11.7.08

Kindergarten Congo

When I was in college I used to pass the last weeks of the semester by counting only the days of class left. A class meeting on Tuesday and Thursday with 3 weeks left would really only have 6 days. Six days is a lot easier to manage mentally then 3 weeks. College flew by in this way.

It is exactly what I'm trying not to do now. Old habits surface easily however and I occasionally find myself in a Sunday dance class thinking: Only 3 more Sundays. I don't want to think this way, I don't want to rush the time by. As if we're ever really in control of such a thing. I think we must be though because time itself is so illusory. I can will the time to pass at a reasonable rate if I just remember to enjoy every minute and take my time.

I am actually enjoying my summer and, scientifically speaking, there are really too many variables to determine a true cause. I always vote for plenty of sunshine first. Vitamin D to the rescue. But I am not blind to the tremendous relief associated with not going to school everyday. I can see how great the negative energy was there and the real effect it had on my psyche, my ability to handle the everyday ups and downs of having 5 children. It is so much easier to manage now. Summer is a wonderful thing.

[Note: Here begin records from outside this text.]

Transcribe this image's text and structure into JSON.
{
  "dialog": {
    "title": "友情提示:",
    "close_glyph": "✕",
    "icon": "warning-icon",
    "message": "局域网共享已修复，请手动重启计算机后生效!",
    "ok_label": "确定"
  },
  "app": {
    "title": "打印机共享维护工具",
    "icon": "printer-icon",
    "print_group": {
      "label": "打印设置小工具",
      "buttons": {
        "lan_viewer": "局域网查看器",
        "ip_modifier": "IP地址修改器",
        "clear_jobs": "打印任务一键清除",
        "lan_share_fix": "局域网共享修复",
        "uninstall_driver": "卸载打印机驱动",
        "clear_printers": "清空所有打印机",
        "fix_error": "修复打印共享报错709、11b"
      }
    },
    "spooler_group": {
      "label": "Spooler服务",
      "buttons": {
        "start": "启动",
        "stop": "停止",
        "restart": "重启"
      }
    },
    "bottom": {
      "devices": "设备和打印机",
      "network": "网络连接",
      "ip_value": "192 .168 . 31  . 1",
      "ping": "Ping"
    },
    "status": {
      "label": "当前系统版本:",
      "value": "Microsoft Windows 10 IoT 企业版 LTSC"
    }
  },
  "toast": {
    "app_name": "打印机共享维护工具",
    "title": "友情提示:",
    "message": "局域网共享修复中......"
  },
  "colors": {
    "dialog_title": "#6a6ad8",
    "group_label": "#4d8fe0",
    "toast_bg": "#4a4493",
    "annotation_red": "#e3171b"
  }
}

I am starting to get just slightly nervous about traveling. Pele has begun to speak of Kindergarten Congo, though he remains several years away from school. He says quite firmly that he wants to go to "my Congo." Sure, I tell him, we're going to your Congo but not until August. He's very funny that way.

I can tell Mohamed is more like me and starting to get a bit anxious. What is it really going to be like? I have this sense that there will be no privacy and all of our meltdowns (Pele is getting really great at meltdowns) will be witnessed by all. Though it is a fact of childhood, I am mortified by this.

It all comes down to control. And that is why I reply that my stay in Congo is 10 months. It seems an easier time frame to manage. It will be difficult to be somewhere that I am unfamiliar with. I suppose that will take some time to develop. No more running off to the store if I need something, or even if I don't. A bit less autonomy I think and that is never good for an independent person like me. (Or maybe it is good for humility. Perhaps it will help me to understand what has been going on in my house this past year.)

Step by step we're on our way. And I can get excited about teaching again, even if I'm enjoying my time off.